The Haunted Red Mill was visited by roughly 6,000 people last year, earning about $150,000 in revenue for the museum village. As the nonprofit’s largest fundraiser, Muir said sacrificing the event would have dealt a significant blow to the organization — especially following months of closures and canceled events.
“We employ as many as 31 people and a lot of people were furloughed from our school tour program. Our core staff stayed on, but this is a game-changer for us for 2020,” Muir said. “This is no small event or help that we’re going to be receiving. So we’re thankful for that and excited about it.”
It was the Red Mill’s desperate need for support that led to the creation of this virtual event, according to Faresh.
“October starts to rear its head and I say to the guys, ‘Halloween is it. That’s our day … What are we going to do to really make this a phenomenal Halloween?’ And that’s when Rick started researching … and went, ‘You guys, there are locations that are losing money and can’t hold events.’ And Red Mill was one of the first ones that popped up,” Faresh said.
“Our motto is preserving history while documenting the strange, paranormal and unexplained. So we’re always looking for stories to be able to feature, to do episodics on, and happened to come across this article that talked about the Red Mill (event) being postponed,” Garner said. “And it was like, ‘Wow, what if there’s some way we can do some type of live paranormal investigation and event to be able to #saveHalloween?’”
“I think Maryam could sense our worry and brought Rick to us,” Muir joked. “It’s rather serendipitous.”

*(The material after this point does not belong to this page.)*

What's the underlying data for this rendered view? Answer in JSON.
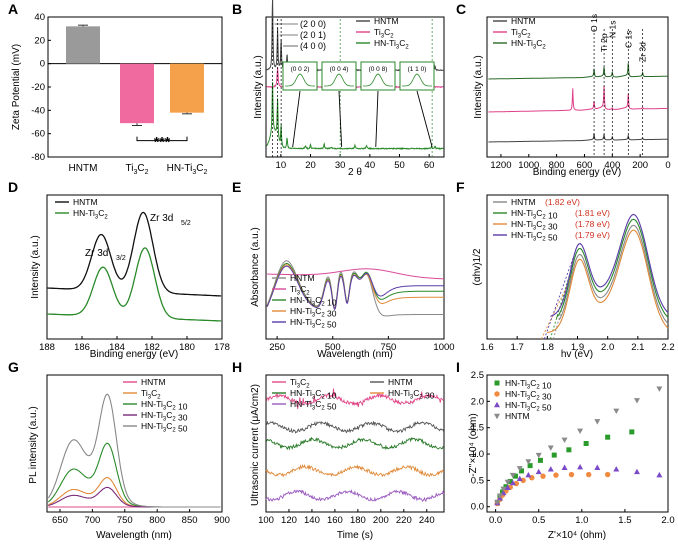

While hopeful that in one year’s time attendees of the Haunted Red Mill can once more experience its thrills and scares in person, Muir does not foresee the end of the pandemic to mark an end to the paranormal.
“I always look for the silver lining, and we’ve had to change and adapt and learn this year,” Muir said. “And I think learning how to reach your audience virtually and being able to do that is the silver lining and the benefit, and I think a partnership with Unexplained Cases going forward is going to be beneficial for all of us.”
Time and tickets
#saveHalloween will kick off with a pre-party at 6 p.m. on Saturday, Oct. 24, and last through midnight.
To purchase tickets and learn more about the event, individuals can visit this website.
Tickets are $25 per person, but individuals can shave $10 off the ticket price by entering the code REDMILL.